This technical issue could be overcome with PyTorch geometric or looping over estimated marginals, but there may be issues w.r.t. the weighing of marginals of different dimension. We find the current method satisfactory.
The next section exemplifies how to create a custom marginal classifier, aka a “tail” network. This is the part of the classifier that uses the featurized observational data with marginal parameters concatenated and estimates a log likelihood-to-evidence ratio. The main difference from a normal neural network is the addition of another batch dimension. The name classifier is a bit of a misnomer because it estimates the log likelihood-to-evidence ratio, but one can think of the output as \(\sigma^{-1}(\rho(x, \theta))\) where \(\rho\) is a classifier and \(\sigma^{-1}\) is the inverse sigmoid / logit function.
[17]:
from swyft.networks.channelized import LinearWithChannel, BatchNorm1dWithChannel
[18]:
class CustomMarginalClassifier(torch.nn.Module):
def __init__(
self,
n_marginals: int,
n_combined_features: int,
hidden_features: int,
num_blocks=2,
) -> None:
super().__init__()
self.n_marginals = n_marginals
self.n_combined_features = n_combined_features
blocks = [
LinearWithChannel(self.n_marginals, self.n_combined_features, hidden_features),
torch.nn.ReLU(),
BatchNorm1dWithChannel(self.n_marginals, hidden_features),
]
for _ in range(num_blocks - 1):
blocks.append(LinearWithChannel(self.n_marginals, hidden_features, hidden_features))

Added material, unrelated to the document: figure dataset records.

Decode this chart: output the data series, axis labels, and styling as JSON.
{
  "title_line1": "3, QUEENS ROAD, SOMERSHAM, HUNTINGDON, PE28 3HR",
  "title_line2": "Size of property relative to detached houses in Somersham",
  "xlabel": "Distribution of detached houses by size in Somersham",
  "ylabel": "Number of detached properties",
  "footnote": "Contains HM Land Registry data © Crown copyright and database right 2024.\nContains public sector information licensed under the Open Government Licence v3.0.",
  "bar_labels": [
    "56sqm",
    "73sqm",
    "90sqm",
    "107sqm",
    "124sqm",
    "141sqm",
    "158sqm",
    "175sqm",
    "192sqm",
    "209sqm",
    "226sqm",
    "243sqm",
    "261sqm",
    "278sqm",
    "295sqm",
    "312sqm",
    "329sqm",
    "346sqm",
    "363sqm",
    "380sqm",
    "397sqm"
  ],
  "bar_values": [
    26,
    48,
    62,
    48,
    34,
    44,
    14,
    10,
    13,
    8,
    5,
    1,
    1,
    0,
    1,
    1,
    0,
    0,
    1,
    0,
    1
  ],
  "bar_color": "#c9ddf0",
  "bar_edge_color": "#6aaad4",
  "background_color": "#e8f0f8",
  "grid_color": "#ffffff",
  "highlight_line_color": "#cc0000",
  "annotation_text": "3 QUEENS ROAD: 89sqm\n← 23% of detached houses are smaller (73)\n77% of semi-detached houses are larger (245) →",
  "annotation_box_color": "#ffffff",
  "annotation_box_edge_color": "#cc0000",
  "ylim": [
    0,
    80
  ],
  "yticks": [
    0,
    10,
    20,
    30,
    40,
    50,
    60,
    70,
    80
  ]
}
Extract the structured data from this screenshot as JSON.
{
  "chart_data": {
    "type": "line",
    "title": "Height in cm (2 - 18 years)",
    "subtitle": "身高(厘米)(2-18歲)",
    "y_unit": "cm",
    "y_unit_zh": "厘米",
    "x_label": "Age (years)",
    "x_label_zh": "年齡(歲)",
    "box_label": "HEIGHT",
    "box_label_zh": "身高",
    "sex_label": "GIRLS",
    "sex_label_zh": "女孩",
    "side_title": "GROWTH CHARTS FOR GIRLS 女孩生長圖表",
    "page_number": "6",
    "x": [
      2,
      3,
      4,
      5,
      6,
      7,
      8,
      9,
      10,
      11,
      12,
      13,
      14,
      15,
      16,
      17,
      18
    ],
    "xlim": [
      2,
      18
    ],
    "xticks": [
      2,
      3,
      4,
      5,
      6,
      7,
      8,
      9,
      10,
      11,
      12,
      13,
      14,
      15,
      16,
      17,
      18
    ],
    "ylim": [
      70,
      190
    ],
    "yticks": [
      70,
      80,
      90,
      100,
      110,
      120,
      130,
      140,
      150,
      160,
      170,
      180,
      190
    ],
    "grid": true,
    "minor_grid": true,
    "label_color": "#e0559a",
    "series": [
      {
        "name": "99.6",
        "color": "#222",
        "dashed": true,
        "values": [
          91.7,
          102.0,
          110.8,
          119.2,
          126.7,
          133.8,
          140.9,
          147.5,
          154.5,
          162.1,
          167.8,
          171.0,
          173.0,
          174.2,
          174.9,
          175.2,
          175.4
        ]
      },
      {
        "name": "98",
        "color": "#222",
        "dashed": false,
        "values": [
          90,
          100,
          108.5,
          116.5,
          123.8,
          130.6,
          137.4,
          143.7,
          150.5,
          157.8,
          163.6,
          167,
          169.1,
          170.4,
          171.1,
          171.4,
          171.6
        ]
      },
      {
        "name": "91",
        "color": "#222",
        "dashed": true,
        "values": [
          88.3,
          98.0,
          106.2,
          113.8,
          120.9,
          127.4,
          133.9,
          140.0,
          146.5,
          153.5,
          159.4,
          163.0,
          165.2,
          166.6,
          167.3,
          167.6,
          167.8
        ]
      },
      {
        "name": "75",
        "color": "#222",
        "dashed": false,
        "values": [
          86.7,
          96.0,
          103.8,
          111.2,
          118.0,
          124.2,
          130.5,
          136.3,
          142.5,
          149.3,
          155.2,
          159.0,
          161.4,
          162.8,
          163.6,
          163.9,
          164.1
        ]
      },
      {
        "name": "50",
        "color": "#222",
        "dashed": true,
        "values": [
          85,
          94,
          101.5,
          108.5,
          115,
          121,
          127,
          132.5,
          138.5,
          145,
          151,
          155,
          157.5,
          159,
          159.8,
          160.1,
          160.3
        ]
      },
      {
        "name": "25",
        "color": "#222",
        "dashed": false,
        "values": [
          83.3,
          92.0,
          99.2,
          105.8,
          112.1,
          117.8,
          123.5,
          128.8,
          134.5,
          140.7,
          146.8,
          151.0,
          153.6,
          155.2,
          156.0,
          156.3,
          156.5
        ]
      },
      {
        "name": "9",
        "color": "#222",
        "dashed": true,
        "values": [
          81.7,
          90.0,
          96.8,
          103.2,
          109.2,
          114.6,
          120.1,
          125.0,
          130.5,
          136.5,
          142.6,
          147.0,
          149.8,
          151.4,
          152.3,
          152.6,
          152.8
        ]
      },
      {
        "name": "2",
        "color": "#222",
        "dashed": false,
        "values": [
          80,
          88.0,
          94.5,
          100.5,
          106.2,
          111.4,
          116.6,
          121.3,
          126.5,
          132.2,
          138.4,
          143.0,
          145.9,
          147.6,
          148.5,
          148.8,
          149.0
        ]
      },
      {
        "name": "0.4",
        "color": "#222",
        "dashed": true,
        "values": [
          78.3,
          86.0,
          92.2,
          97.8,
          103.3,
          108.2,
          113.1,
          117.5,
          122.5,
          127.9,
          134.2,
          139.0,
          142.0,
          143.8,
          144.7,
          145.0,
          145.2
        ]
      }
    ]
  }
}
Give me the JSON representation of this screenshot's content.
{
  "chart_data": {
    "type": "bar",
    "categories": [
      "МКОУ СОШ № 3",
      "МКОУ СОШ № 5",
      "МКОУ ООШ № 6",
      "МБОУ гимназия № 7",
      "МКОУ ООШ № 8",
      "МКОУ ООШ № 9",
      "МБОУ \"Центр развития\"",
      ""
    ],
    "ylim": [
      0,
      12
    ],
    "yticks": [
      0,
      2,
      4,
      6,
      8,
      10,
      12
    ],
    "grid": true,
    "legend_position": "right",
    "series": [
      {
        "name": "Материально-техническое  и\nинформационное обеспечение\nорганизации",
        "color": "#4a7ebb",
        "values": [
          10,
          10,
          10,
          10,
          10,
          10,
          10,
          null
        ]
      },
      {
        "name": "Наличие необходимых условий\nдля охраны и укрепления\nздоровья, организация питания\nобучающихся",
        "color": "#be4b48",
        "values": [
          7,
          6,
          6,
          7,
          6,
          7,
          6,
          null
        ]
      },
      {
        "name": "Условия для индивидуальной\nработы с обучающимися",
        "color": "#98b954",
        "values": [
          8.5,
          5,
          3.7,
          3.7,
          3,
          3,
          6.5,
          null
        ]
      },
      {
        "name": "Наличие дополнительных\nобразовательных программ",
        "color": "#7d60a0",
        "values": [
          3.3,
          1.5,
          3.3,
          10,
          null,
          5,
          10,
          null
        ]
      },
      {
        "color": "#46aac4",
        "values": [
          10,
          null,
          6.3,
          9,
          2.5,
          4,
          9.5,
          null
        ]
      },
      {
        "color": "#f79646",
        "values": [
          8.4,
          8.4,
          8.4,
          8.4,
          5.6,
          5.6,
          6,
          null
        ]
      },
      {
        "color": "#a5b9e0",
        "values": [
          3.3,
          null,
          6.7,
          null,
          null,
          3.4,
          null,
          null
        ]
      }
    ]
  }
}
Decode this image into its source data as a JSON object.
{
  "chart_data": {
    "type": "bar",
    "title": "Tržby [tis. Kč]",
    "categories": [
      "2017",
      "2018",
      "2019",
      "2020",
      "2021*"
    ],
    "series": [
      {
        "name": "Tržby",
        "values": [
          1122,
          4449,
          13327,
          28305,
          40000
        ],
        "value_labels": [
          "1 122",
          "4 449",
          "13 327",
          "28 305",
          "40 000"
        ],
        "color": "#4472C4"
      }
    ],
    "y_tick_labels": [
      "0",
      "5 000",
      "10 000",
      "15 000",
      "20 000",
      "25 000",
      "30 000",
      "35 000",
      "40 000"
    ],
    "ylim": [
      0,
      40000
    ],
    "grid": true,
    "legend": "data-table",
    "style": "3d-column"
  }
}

blocks.append(torch.nn.ReLU())
blocks.append(BatchNorm1dWithChannel(self.n_marginals, hidden_features))
self.net = torch.nn.Sequential(
*blocks,
LinearWithChannel(self.n_marginals, hidden_features, 1)
)
def forward(
self, features: torch.Tensor, marginal_block: torch.Tensor
) -> torch.Tensor:
fb = features.unsqueeze(1).expand(-1, self.n_marginals, -1) # B, M, O
combined = torch.cat([fb, marginal_block], dim=2) # B, M, O + P
return self.net(combined).squeeze(-1) # B, M
[19]:
network_1d = get_custom_marginal_classifier(
observation_transform=CustomObservationTransform(observation_key, observation_shapes),
marginal_indices=marginal_indices_1d,
n_parameters=n_parameters,
hidden_features=32,
num_blocks=2,
marginal_classifier=CustomMarginalClassifier, # This is passed as a function because the arguments are computed inside get_custom_marginal_classifier
)
mre_1d = swyft.MarginalRatioEstimator(
marginal_indices=marginal_indices_1d,
network=network_1d,
device=device,
)
[20]:
mre_1d.train(dataset, max_epochs=2)
training: lr=0.0005, epoch=2, validation loss=1.928
[21]:
n_rejection_samples = 5_000
posterior_1d = swyft.MarginalPosterior(mre_1d, prior)
samples_1d = posterior_1d.sample(n_rejection_samples, observation_o)
[22]:
_, _ = swyft.hist1d(samples_1d, truth=v_o, kde=True)
[ ]: